Let’s assume there is a vault contract that is already deployed on-chain with a `createValult` method that takes in a counterfactually generated token address, a playbook contract address and a struct for the playbook parameters. The vault can also verify that there is no bytecode behind the counterfactual address by calling `extcodesize`. The playbook address can be confirmed by looking at a “playbook” TCR to confirm it has been registered and that the parameters are valid. This assumption allows funds to be locked up on-chain.
Let’s also assume a simple Layer2 payment channel construction but any arbitrary L2 construction can be used (we go in to the specifics here — TODO). The critical aspect of this assumption relies on the payment channel to act as IF the token contract WAS deployed. This “Layer2 first” deployment strategy not only allows issuance and distribution to happen off-chain but also provides increased scalability, usability without incurring transaction fees.

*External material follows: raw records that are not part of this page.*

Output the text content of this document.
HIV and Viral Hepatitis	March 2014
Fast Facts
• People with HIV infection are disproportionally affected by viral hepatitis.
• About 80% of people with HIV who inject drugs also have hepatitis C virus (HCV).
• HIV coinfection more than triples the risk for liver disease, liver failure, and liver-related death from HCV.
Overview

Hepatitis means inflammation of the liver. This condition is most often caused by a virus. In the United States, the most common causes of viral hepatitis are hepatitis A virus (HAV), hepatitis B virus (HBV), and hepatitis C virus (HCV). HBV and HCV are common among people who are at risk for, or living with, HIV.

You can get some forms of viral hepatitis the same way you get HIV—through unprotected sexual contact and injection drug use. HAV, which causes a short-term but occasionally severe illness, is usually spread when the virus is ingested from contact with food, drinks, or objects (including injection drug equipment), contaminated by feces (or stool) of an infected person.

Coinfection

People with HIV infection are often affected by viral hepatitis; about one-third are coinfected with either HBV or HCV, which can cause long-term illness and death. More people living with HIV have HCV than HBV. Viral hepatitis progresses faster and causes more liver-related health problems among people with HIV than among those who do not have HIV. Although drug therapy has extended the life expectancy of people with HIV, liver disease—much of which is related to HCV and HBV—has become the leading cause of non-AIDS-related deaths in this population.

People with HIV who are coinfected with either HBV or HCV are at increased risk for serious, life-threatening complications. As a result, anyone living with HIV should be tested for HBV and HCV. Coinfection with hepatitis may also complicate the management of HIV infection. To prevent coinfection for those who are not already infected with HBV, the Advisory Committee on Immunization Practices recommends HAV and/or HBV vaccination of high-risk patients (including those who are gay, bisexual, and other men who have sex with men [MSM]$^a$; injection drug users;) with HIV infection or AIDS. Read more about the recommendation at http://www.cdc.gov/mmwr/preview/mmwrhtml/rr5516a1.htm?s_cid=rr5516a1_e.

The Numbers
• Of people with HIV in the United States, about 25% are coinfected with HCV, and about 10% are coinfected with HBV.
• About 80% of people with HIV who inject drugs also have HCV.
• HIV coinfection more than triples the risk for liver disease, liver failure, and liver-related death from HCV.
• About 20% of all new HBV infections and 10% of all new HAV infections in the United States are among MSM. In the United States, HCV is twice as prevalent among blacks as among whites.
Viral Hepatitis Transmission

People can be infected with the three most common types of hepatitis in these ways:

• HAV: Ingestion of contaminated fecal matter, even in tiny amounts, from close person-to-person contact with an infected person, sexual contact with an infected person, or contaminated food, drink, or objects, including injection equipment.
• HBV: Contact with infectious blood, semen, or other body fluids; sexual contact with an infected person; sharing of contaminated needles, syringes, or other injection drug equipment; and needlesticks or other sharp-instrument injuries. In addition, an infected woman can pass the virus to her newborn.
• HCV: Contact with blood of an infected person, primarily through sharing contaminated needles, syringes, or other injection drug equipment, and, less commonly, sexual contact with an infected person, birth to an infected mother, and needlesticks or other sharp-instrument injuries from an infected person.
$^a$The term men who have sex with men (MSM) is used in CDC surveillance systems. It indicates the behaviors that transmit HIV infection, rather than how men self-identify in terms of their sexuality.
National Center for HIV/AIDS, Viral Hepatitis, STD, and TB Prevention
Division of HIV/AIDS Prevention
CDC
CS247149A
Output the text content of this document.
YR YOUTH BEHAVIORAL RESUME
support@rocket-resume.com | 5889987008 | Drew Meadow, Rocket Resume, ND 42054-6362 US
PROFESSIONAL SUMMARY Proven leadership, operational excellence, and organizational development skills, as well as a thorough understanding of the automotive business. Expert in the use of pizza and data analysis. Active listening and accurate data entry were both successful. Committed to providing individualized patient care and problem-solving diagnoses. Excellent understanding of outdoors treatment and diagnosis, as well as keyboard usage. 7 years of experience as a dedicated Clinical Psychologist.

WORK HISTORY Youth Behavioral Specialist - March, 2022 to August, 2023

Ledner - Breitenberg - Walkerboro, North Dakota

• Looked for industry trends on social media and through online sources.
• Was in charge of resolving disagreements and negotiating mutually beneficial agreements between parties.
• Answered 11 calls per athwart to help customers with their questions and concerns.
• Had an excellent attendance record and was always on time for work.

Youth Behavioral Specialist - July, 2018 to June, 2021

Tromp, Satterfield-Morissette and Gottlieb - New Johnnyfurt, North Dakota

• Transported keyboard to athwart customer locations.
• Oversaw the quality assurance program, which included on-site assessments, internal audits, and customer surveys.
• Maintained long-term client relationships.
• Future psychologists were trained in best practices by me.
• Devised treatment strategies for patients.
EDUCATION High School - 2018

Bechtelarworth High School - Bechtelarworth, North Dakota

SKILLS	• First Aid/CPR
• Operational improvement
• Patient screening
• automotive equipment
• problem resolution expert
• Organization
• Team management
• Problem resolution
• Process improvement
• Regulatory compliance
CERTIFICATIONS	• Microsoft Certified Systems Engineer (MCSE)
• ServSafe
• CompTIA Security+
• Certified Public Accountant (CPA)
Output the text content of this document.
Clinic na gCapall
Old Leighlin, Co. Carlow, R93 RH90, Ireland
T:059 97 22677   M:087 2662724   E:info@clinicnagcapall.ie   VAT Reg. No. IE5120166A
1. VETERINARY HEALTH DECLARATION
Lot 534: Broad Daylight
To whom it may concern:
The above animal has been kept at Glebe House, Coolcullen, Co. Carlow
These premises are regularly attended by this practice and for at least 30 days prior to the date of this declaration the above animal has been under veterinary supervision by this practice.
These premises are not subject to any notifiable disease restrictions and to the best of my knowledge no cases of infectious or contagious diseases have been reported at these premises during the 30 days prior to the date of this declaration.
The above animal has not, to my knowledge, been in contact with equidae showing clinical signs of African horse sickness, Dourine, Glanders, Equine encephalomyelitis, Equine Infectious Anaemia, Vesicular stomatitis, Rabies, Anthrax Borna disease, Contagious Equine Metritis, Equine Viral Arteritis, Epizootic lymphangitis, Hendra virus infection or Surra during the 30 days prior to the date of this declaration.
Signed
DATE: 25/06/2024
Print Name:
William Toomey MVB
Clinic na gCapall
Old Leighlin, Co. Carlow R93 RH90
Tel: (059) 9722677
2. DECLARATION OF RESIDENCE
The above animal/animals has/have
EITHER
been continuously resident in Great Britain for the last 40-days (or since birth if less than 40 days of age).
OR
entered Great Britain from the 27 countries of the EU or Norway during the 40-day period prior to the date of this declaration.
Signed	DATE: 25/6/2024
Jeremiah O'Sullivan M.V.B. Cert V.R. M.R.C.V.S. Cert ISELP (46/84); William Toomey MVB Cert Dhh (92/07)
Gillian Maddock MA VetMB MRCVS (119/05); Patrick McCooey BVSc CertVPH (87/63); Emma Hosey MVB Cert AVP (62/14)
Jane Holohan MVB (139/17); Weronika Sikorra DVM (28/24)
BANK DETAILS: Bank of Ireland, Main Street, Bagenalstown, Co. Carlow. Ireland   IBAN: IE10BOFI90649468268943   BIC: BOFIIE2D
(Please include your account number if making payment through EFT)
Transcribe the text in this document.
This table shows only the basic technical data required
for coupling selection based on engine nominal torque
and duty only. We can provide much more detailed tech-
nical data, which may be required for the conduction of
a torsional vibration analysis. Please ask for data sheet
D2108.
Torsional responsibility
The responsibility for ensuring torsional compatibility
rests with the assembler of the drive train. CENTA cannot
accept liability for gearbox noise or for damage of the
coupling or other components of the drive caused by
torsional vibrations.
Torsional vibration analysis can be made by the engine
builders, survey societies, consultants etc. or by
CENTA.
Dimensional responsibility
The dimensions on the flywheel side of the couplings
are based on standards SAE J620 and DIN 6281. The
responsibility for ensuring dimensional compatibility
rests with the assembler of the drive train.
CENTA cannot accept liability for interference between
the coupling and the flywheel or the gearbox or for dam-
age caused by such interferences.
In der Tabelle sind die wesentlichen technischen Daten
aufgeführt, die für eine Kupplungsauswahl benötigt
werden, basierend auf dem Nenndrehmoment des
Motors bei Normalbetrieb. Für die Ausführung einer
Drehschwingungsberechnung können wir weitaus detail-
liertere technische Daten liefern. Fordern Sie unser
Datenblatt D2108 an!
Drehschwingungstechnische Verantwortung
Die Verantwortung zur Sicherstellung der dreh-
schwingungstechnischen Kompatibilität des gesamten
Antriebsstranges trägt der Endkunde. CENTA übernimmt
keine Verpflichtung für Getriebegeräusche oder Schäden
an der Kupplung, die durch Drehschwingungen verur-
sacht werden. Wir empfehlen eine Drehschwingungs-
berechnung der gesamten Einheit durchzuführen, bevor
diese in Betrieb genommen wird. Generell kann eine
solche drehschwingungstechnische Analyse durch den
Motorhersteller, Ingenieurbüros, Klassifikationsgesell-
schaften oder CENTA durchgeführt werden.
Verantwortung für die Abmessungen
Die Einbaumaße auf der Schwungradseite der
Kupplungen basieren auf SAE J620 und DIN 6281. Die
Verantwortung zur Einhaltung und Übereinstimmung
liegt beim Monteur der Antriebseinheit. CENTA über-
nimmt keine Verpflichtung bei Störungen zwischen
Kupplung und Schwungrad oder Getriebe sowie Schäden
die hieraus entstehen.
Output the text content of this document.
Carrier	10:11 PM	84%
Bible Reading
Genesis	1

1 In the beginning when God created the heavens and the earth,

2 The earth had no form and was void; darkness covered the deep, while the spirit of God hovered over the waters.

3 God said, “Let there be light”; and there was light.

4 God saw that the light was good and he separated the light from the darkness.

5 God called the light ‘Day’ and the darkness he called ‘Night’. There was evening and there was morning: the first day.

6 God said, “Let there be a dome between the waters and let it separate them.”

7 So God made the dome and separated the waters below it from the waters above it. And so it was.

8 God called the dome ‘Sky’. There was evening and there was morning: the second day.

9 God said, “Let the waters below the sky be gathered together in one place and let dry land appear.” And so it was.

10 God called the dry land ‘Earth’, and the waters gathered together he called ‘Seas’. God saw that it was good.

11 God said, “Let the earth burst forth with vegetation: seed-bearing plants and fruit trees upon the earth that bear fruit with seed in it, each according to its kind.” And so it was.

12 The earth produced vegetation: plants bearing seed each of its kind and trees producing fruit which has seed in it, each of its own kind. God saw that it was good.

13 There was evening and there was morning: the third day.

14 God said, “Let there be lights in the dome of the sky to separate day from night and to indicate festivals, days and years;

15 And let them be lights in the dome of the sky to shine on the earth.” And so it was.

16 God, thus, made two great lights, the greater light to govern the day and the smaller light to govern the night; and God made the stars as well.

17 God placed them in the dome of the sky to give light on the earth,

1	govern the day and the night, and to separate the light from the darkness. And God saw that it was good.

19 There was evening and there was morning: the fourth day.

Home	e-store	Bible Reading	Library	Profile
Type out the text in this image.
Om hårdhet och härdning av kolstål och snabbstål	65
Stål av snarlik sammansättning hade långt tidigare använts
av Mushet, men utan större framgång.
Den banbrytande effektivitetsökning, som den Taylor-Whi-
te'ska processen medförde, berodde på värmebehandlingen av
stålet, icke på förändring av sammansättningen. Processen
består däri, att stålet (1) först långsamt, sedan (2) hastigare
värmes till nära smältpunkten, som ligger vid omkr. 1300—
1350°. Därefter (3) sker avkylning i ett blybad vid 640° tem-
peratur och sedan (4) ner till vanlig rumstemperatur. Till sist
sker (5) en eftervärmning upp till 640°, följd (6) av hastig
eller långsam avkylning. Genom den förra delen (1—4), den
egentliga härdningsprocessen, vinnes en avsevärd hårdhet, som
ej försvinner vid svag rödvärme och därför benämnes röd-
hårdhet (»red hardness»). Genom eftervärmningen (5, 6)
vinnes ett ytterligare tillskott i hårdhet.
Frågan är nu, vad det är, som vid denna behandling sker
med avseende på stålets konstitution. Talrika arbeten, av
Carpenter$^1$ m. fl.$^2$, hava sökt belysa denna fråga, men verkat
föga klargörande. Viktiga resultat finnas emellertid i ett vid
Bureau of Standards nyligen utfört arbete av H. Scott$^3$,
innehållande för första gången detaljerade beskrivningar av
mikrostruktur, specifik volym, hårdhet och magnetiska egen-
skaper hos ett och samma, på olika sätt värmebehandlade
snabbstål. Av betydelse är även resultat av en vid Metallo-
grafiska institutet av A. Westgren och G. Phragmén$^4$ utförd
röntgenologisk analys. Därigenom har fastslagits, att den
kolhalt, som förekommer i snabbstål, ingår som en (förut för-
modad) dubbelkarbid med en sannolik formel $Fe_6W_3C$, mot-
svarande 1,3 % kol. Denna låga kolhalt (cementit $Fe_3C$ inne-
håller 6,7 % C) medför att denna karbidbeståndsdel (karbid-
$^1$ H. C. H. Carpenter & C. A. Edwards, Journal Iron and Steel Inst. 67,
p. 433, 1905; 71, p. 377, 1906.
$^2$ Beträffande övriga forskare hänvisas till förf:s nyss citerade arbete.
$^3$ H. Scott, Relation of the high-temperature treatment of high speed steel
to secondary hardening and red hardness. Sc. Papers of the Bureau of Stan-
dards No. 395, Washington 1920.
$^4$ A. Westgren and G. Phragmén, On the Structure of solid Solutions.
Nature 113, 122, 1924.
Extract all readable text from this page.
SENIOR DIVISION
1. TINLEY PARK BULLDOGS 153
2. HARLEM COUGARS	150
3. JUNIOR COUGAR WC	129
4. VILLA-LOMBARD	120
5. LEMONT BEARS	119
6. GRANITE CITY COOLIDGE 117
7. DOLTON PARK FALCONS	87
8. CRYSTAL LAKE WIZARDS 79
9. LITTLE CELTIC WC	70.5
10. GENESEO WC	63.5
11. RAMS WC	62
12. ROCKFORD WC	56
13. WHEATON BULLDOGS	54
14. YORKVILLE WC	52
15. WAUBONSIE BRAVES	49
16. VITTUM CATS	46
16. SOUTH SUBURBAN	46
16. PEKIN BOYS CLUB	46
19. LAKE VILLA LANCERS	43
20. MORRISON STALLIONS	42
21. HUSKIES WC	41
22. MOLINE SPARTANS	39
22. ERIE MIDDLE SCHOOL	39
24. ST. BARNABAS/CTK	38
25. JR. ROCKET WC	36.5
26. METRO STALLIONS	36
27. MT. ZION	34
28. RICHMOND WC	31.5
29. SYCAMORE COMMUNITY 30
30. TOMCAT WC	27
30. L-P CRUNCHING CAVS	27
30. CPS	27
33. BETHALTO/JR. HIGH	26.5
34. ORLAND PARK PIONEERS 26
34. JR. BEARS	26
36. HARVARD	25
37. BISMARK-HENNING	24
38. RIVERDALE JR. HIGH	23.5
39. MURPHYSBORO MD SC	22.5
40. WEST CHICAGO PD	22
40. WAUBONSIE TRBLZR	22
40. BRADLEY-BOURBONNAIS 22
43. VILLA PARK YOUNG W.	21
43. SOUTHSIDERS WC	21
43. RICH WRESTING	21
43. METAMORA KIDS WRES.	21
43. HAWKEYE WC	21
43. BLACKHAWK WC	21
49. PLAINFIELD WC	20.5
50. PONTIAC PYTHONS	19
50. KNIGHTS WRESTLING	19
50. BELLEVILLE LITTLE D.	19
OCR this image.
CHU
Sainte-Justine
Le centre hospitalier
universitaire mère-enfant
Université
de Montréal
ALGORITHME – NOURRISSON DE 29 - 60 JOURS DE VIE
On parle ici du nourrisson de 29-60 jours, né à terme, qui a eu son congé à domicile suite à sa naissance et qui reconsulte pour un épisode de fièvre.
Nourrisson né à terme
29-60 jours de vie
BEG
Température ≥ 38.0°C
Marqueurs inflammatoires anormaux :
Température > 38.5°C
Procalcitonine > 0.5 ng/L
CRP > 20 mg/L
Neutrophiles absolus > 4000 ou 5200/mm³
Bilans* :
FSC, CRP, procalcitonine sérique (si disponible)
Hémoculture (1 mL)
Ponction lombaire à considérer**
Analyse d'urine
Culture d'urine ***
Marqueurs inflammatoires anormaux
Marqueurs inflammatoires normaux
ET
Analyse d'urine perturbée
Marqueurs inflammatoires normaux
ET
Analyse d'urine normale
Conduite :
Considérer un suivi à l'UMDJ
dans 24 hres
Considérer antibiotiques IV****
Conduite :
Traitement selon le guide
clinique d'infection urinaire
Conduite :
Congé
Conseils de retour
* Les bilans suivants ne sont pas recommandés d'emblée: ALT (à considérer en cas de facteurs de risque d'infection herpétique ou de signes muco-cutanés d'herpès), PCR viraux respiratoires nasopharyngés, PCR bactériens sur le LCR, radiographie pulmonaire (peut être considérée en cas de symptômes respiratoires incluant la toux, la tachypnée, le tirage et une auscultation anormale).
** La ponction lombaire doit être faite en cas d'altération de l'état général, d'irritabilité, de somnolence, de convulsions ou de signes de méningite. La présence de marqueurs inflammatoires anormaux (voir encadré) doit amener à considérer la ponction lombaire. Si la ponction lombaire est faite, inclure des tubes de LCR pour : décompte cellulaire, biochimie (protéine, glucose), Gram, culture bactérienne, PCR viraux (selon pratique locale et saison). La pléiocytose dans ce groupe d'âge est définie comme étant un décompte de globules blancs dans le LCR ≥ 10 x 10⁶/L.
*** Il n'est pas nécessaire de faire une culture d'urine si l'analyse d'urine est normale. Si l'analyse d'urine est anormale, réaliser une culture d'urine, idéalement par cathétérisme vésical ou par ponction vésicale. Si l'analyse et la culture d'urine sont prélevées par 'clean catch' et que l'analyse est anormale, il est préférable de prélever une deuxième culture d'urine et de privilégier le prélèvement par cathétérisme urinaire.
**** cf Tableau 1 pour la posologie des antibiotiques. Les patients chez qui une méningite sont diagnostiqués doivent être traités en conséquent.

Now, the counterfactually token address can have rules only allowing for the contract to be successfully deployed if the rules referenced by the vault contract are met. The rules are the set of promises that need to be fulfilled in order for the token to exist.
The core of this approach also rearranges who pays for what when. Instead of charging the sender in a “push” transaction to initiate a transaction, fees are paid for by the “receiver” upon settlement in a pull interaction. This is a subtle but important distinction because it lowers the risk of initiating a transfer and transaction fees are only paid IF there is an incentive to settle.
In traditional online audience/community building, there is a tension between growth and monetization. This is exasperated in crypto because growth requires up-front monetization, an added friction during the critical bootstrap phase of a community. With promises, monetization can predictably happen only WHEN certain on-chain metrics are met.